Барнаба надеялся, что Гата не сможет прочесть по его лицу, как сильно он презирает шамана. Быть таким как он — это последнее, чего хотел в жизни Барнаба. Скорее он согласится перерезать себе горло!
— Знаешь, мальчик, людям нужен тот, кто скажет им, что для них хорошо. Того, кто возьмет на себя ответственность и станет принимать решения. Большинство мучится из-за необходимости делать выбор. Они запутываются в сомнениях. Счастье, которое мы даруем им, заключается в иллюзии того, что существует тот, кто всегда знает, что истинно, а что ложно.
— А ты всегда знаешь, что истинно?
Старик рассерженно сверкнул глазами.
— Слушай меня, мальчик!
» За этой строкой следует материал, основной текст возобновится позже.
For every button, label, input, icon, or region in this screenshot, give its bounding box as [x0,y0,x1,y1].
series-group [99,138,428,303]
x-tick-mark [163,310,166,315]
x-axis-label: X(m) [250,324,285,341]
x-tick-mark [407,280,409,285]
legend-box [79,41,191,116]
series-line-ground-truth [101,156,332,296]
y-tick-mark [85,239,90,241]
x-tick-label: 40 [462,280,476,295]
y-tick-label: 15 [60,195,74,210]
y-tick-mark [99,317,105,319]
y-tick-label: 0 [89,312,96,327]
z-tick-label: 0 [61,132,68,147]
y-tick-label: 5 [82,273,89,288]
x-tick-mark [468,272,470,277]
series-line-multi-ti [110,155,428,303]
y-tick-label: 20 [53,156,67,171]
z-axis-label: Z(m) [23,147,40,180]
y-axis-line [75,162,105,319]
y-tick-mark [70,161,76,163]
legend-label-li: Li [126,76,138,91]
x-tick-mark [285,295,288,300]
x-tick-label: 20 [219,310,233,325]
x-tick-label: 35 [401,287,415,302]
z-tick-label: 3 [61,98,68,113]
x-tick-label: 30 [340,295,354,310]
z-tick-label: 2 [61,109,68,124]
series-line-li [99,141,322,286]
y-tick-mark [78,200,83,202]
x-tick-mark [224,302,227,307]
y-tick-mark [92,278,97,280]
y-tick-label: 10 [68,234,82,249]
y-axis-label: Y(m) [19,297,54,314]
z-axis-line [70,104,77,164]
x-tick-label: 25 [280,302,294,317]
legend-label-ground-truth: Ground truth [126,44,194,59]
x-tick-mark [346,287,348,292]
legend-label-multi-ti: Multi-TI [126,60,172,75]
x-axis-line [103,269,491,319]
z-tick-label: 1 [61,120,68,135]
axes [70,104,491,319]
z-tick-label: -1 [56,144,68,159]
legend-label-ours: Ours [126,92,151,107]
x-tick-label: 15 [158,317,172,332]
Я говорил об иллюзии. Конечно, иногда ошибаюсь и я. Но это совершенно не имеет значения, поскольку из разочарования всегда прорастает мечта о новой истине, которой нужно следовать. Так управляют миром.
Барнаба недоверчиво смотрел на шамана. Он всегда считал Гату глуповатым дикарем. Возможно, они прекрасно поладили бы с Абиром Аташем, верховным священнослужителем, который сплел заговор против Аарона и которому так долго служил Барнаба.
— Тебе не чуждо умение обращаться с властью, не так ли?
Барнаба отвел глаза в сторону от колючего взгляда старика.
— Не знаю, о чем ты говоришь.
— Меня тебе не обмануть, мальчик. Тот, кто бежит в долину на краю мира, у того должны быть очень могущественные враги. А их можно заполучить только в том случае, если подобраться слишком близко к власти. Иначе зачем бы демонам трогать тебя? В тебе какая-то тайна… — Он негромко рассмеялся, и этот звук напомнил Барнабе безрадостное блеяние недовольной козы. — Не тревожься, меня не интересует твоя тайна. Как бы там ни было, я благодарен богам, потому что они привели тебя сюда, а мне нужны такие люди, как ты.
«И потому, что я нужен тебе, должна была умереть Икушка», — рассерженно подумал Барнаба. Он знал, что старый шаман хочет воспитать из него своего преемника. По этой причине он должен был познакомиться с охотниками и пастухами горных кланов, чтобы распознать их чаяния и тревоги. Он должен был жить среди них, пока они не признают его, чужеземца. Пройдет много времени. Старик думал о будущем. Но Барнаба больше не хотел быть правой рукой священнослужителя.
Гата потянулся к ножу. Едва он коснулся его, как одернул руку. Широко раскрытыми глазами смотрел он на оружие.
— Это… — Он встряхнулся, словно собака, отряхивающая с шерсти воду. — Темнота, — пробормотал он и плюнул на оружие. — Зло таится в этом железе. Сунуть руку в змеиное гнездо менее опасно, чем прикасаться к этому кинжалу. Мы должны отнести его в такое место, где к нему не сможет прикоснуться рука человека.
Барнаба скептично оглядел нож, лежавший перед ним. Его рукоятка была обернута грязными кожаными ремнями, но клинок был необычным. Он сверкал серебром и казался непохожим на остальное железное оружие, которое ему доводилось видеть до сих пор. На металле не было ни малейшего налета ржавчины, зато таилось слегка голубоватое сияние. Кинжал был странным… Но действительно ли в нем зло? Он схватил оружие.